Prior to that morning, I had seen all my forthcoming students' names on my roster, and considered how those names would “translate” into actual people, and how these same type-written names will look differently on that page after today, the first day of class.  

It’s the same feeling I’ve had for years: the anticipation, the excitement, and even some of the nervousness on the first day of school. All of my white board markers are ready, I’ve written the date and my plan on the board, along with a “Welcome!” I’ve played with the colors of the markers so that—I think—the board is visually pleasing. I like to alternate between colors, at least a bit. I’ve got my folders with handouts, and my pads with paper, in case someone needs paper.

Several students follow Alex's lead and enter the classroom. I welcome them in,  and ask their names, trying to commit them all to memory.  They unpack their bags, reveal new notebooks, pens, and sharpened pencils.
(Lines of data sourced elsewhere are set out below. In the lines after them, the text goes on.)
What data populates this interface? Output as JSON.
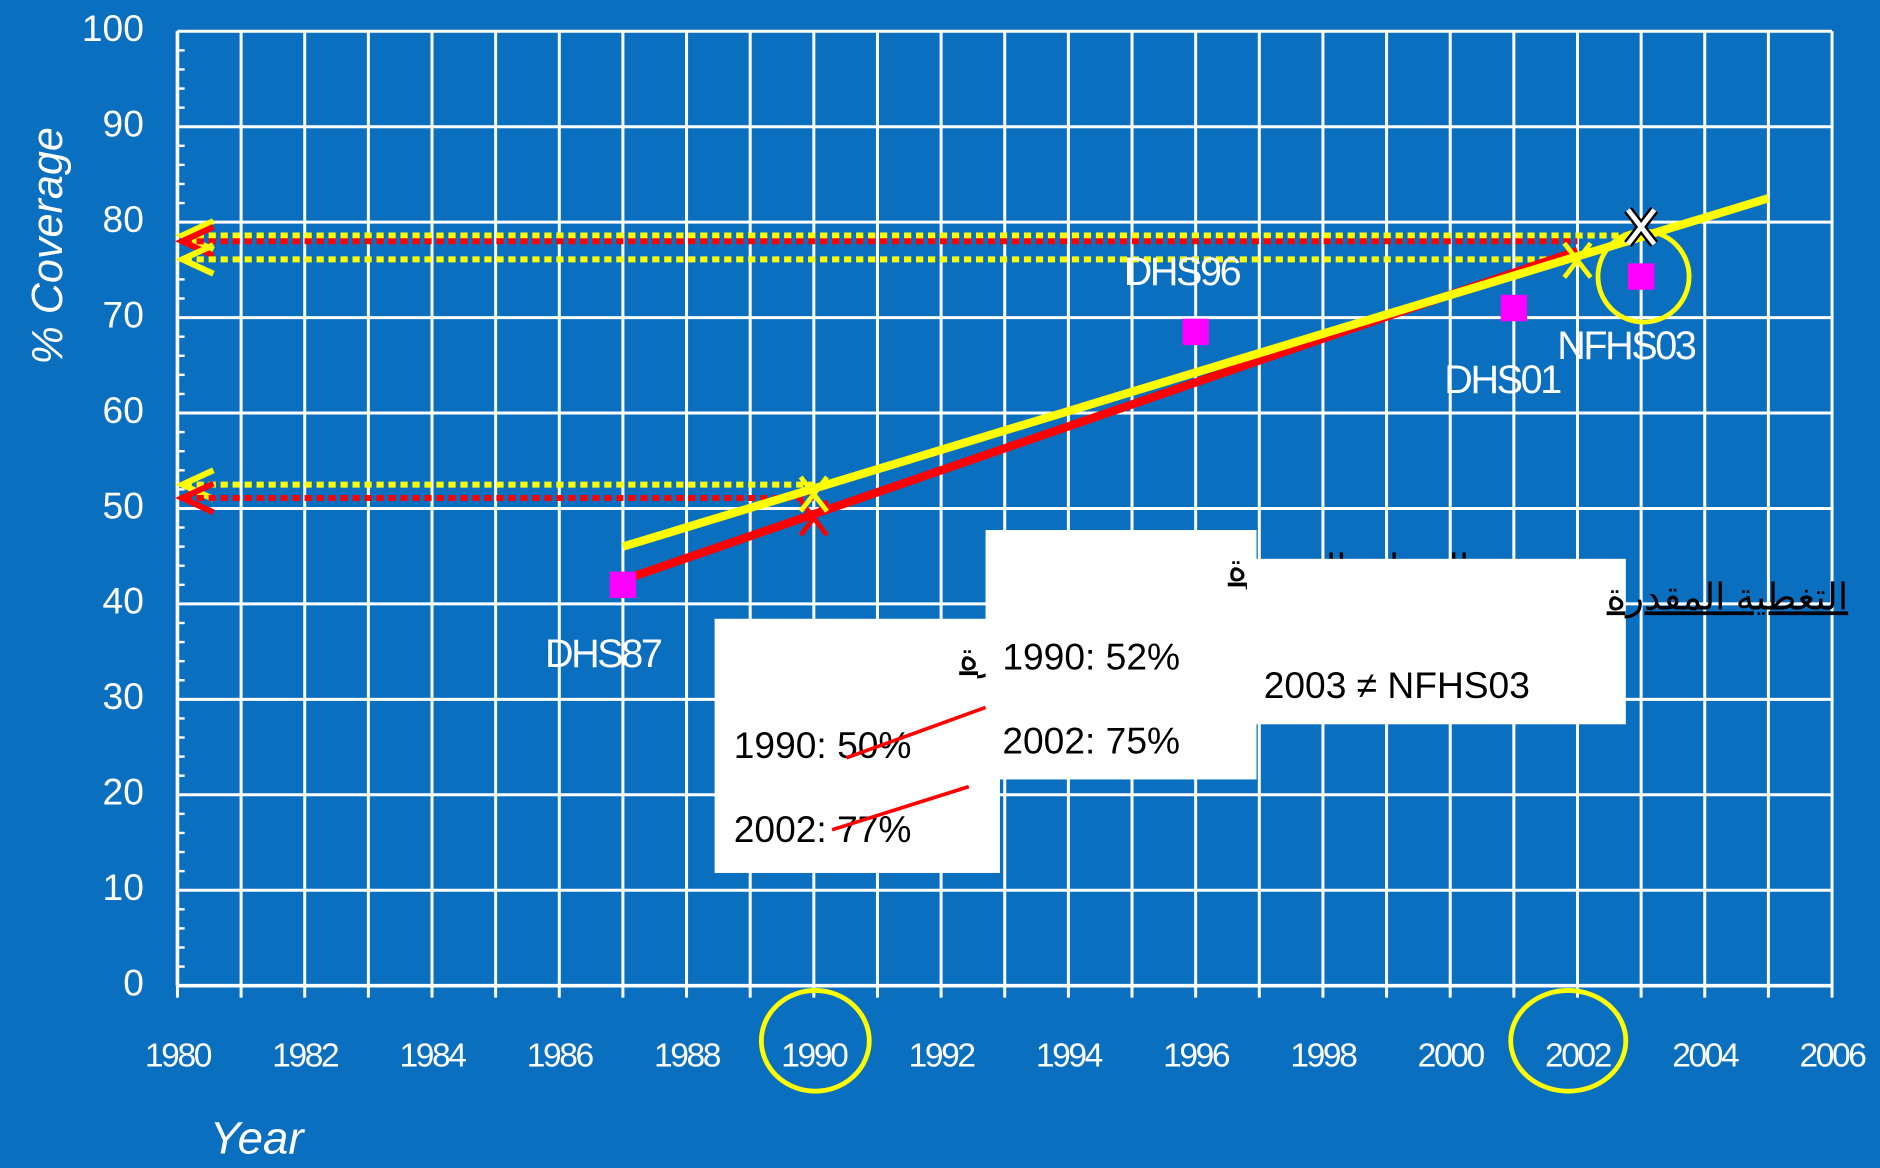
{
  "chart_data": {
    "type": "scatter",
    "y_label": "% Coverage",
    "x_label": "Year",
    "xlim": [
      1980,
      2006
    ],
    "xticks": [
      1980,
      1982,
      1984,
      1986,
      1988,
      1990,
      1992,
      1994,
      1996,
      1998,
      2000,
      2002,
      2004,
      2006
    ],
    "ylim": [
      0,
      100
    ],
    "yticks": [
      0,
      10,
      20,
      30,
      40,
      50,
      60,
      70,
      80,
      90,
      100
    ],
    "grid": true,
    "points": {
      "color": "#ff00ff",
      "x": [
        1987,
        1996,
        2001,
        2003
      ],
      "values": [
        42,
        68.5,
        71,
        74.3
      ],
      "labels": [
        "DHS87",
        "DHS96",
        "DHS01",
        "NFHS03"
      ]
    },
    "series": [
      {
        "color": "#ff0000",
        "x": [
          1987,
          2002
        ],
        "values": [
          42.5,
          77
        ]
      },
      {
        "color": "#ffff00",
        "x": [
          1987,
          2005
        ],
        "values": [
          46,
          82.5
        ]
      }
    ],
    "ref_lines": [
      {
        "color": "#ffff00",
        "value": 78.6,
        "x": 2003
      },
      {
        "color": "#ff0000",
        "value": 78,
        "x": 2002
      },
      {
        "color": "#ffff00",
        "value": 76.1,
        "x": 2002
      },
      {
        "color": "#ffff00",
        "value": 52.5,
        "x": 1990
      },
      {
        "color": "#ff0000",
        "value": 51.1,
        "x": 1990
      }
    ],
    "markers": [
      {
        "color": "#ff0000",
        "x": 1990,
        "value": 49
      },
      {
        "color": "#ffff00",
        "x": 1990,
        "value": 51.5
      },
      {
        "color": "#ffff00",
        "x": 2002,
        "value": 76
      },
      {
        "color": "#ffffff",
        "x": 2003,
        "value": 79.5
      }
    ],
    "annotations": [
      {
        "lines": [
          "التغطية المقدرة",
          "1990: 50%",
          "2002: 77%"
        ]
      },
      {
        "lines": [
          "التغطية المقدرة",
          "1990: 52%",
          "2002: 75%"
        ]
      },
      {
        "lines": [
          "التغطية المقدرة",
          "2003 ≠ NFHS03"
        ]
      }
    ]
  }
}
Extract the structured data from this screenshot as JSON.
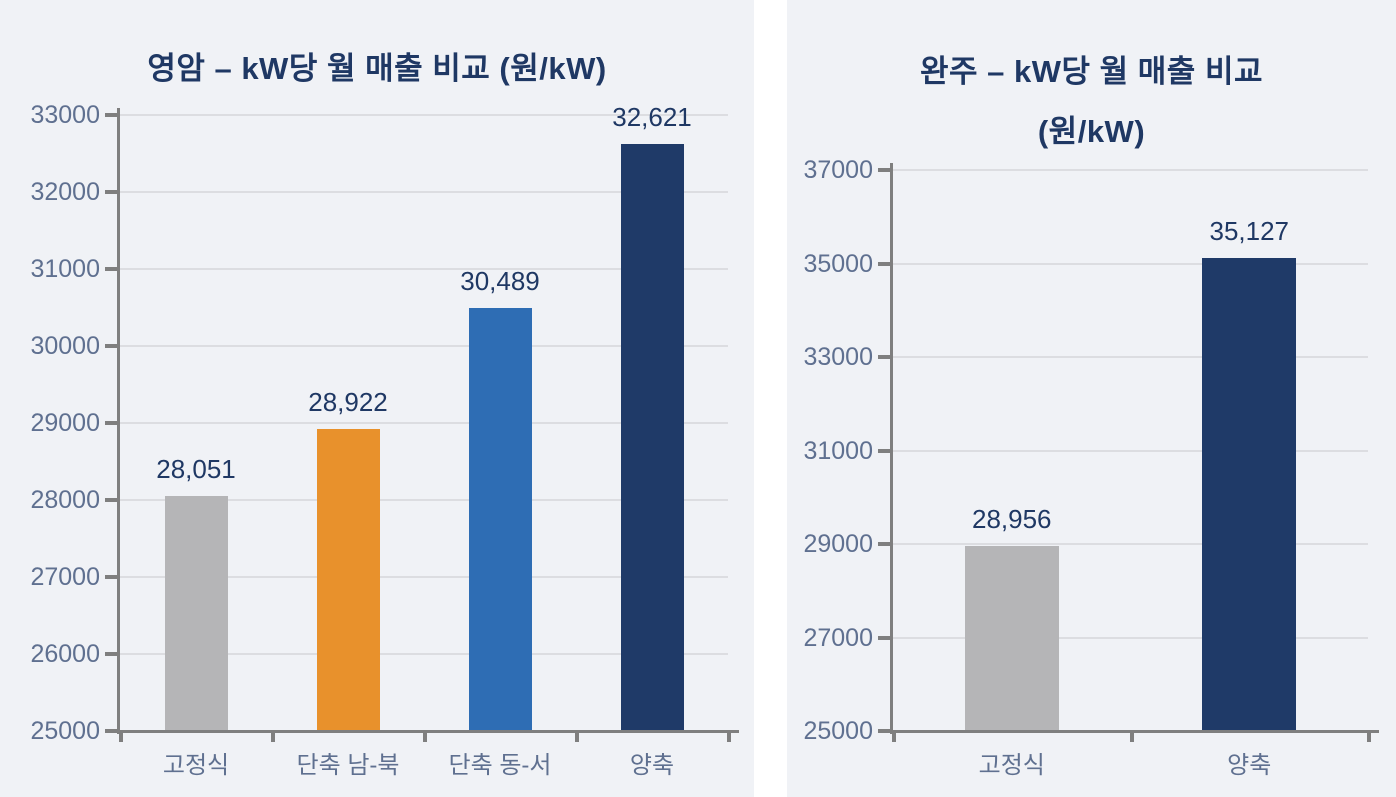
{
  "page": {
    "background": "#ffffff",
    "panel_background": "#f0f2f6",
    "gap_color": "#ffffff"
  },
  "colors": {
    "title": "#1f3864",
    "data_label": "#1f3864",
    "axis": "#7f7f7f",
    "gridline": "#dcdde1",
    "tick_label": "#5f7090",
    "bar_gray": "#b5b5b7",
    "bar_orange": "#e8912c",
    "bar_blue": "#2e6db4",
    "bar_navy": "#1f3a68"
  },
  "chart_data": [
    {
      "type": "bar",
      "title": "영암 – kW당 월 매출 비교 (원/kW)",
      "title_lines": [
        "영암 – kW당 월 매출 비교 (원/kW)"
      ],
      "categories": [
        "고정식",
        "단축 남-북",
        "단축 동-서",
        "양축"
      ],
      "values": [
        28051,
        28922,
        30489,
        32621
      ],
      "value_labels": [
        "28,051",
        "28,922",
        "30,489",
        "32,621"
      ],
      "bar_colors": [
        "#b5b5b7",
        "#e8912c",
        "#2e6db4",
        "#1f3a68"
      ],
      "xlabel": "",
      "ylabel": "",
      "ylim": [
        25000,
        33000
      ],
      "ytick_step": 1000,
      "yticks": [
        25000,
        26000,
        27000,
        28000,
        29000,
        30000,
        31000,
        32000,
        33000
      ],
      "grid": true,
      "legend": "none"
    },
    {
      "type": "bar",
      "title": "완주 – kW당 월 매출 비교 (원/kW)",
      "title_lines": [
        "완주 – kW당 월 매출 비교",
        "(원/kW)"
      ],
      "categories": [
        "고정식",
        "양축"
      ],
      "values": [
        28956,
        35127
      ],
      "value_labels": [
        "28,956",
        "35,127"
      ],
      "bar_colors": [
        "#b5b5b7",
        "#1f3a68"
      ],
      "xlabel": "",
      "ylabel": "",
      "ylim": [
        25000,
        37000
      ],
      "ytick_step": 2000,
      "yticks": [
        25000,
        27000,
        29000,
        31000,
        33000,
        35000,
        37000
      ],
      "grid": true,
      "legend": "none"
    }
  ]
}
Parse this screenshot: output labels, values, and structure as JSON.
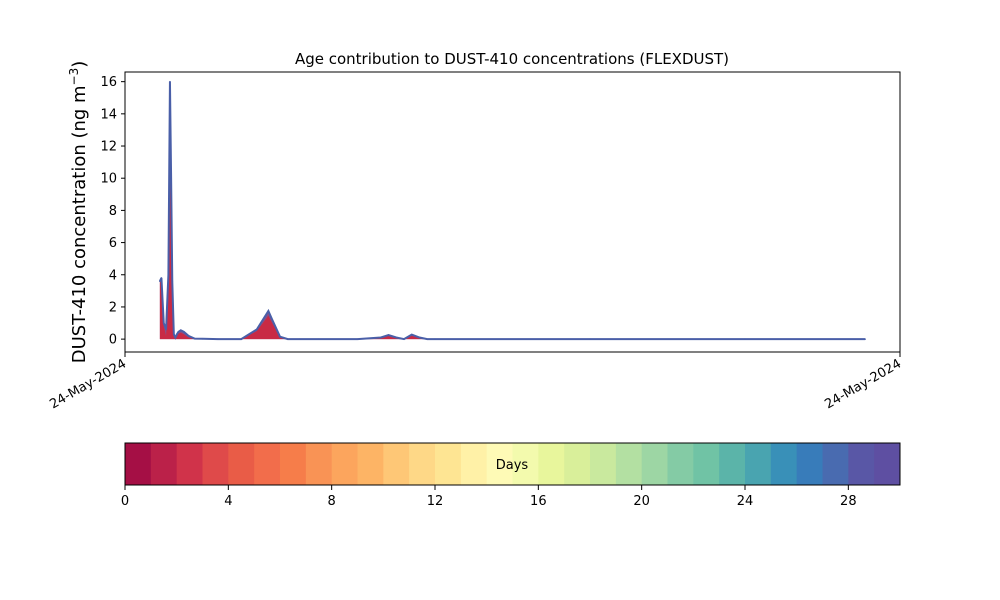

We are all poised, ready—and so we start a light conversation.

“Probably some will be late today, but let’s get started!”  I declare. They nod, albeit nervously—not knowing what to expect.

And so, it’s September. A time I’ve always embraced as a new beginning. Whether it’s in my classroom—or my kitchen—it’s a time to start something new, I think.

I play with my lesson plans, just like I play with my food. I try to find something new—something that will inspire. Something that sparks interest. Something that will resonate with my students. 

At home, I look for something that will resonate with my dinner guests.


Appetizers for an End-of-Summer Dinner 

For now, I’m still enjoying the farmers’ market bounty. Tomatoes are still out. I’ve even got some green beans from the community garden that Seth, my husband, tends.







I put all the ideas together, and come up with a fresh version of perhaps a dish I’ve enjoyed before. Building—or scaffolding (as we say in the ESL teaching world) so that one idea or dish flows into another. 

The beach is still fresh and welcoming. Pumpkins are out.  September has walked in.